Four rings make up the emblem of the carmaker from Ingolstadt. In the Audi e-tron Sportback concept, they are illuminated as a shining symbol of digitalization.


Wing mirror with a difference: You won’t find any conventional wing mirrors on the driver or passenger door of the Audi e-tron Sportback concept. They have been replaced by a camera showing what the traffic behind looks like on a display in the vehicle interior.

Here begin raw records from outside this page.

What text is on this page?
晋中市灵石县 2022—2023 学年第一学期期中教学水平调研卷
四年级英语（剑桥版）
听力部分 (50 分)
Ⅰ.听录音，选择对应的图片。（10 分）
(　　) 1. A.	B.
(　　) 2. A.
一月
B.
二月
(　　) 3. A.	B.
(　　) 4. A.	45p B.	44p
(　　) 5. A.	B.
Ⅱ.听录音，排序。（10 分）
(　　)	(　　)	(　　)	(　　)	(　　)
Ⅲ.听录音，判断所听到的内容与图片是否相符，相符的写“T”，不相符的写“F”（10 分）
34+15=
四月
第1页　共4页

Displays inside the doors present a needle-sharp image of what the camera captures on the outside. Modern-day minimalism is reflected in every aspect of the interior. What shapes the Audi e-tron Sportback concept’s cabin is an interplay of functional clarity and reductive controls. Expansive touch-sensitive screens below the central display, on the center console and in the door trims supply information and interact with the on-board systems. Horizontal surfaces on the dashboard and the seemingly floating center console convey a sense of open perspectives. Alongside its range of up to 500 kilometers, the Audi e-tron Sportback concept also promises some sporty fun behind the wheel thanks to zero to 100 kilometer-per-hour acceleration in 4.5 seconds with a power output of up to 320 kW. During boosting, i.e. when the driver has activated the S driving mode and kicks down the accelerator pedal to spark all three electric motors into action, the power can even temporarily surge up to 370 kW. The torque delivered by the electric motor packs a punch and is converted with utmost efficiency for an exhilarating driving experience on the road. What’s more, quattro drive makes the Audi e-tron Sportback concept even more efficient thanks to energy recuperation.



A new era of light

In the field of lighting technology, the Audi e-tron Sportback concept is a true visionary across all models. Light should always ensure greater safety. Yet in today’s world of mobility, it has a great many more tasks than perfectly illuminating the road ahead. It is becoming a means of communication between cars and the world around them. And between cars and their drivers. The Audi e-tron Sportback concept is fitted with a wealth of complex functions geared to meeting that very goal. Visibility and interaction with the surroundings are being taken to innovative new heights with the help of light. For instance, its high-resolution Digital Matrix Light (1.3 million pixels) allows signals, animations and warnings within close proximity of the vehicle to be projected onto the road surface. These illuminated signs are generated by two large light fields, each comprising around 250 LEDs, situated to the left and right below the Singleframe’s daytime running lights. LEDs are also used in the generously proportioned rear light clusters. The light strip set off by aluminum edging accentuates the broad look and feel, adding a touch of dynamism. Lighting elements in the outer areas that almost appear to float complement the tail lights with the addition of the typical e-tron signature. Indicators signaling from the inside outward are also a feature both front and rear. The Digital Matrix Light can amplify the signal effect—for example, in the event of an emergency braking maneuver. So the Audi e-tron Sportback concept is not just a visionary when it comes to lighting, but also lights the way with electrifyingly innovative technology.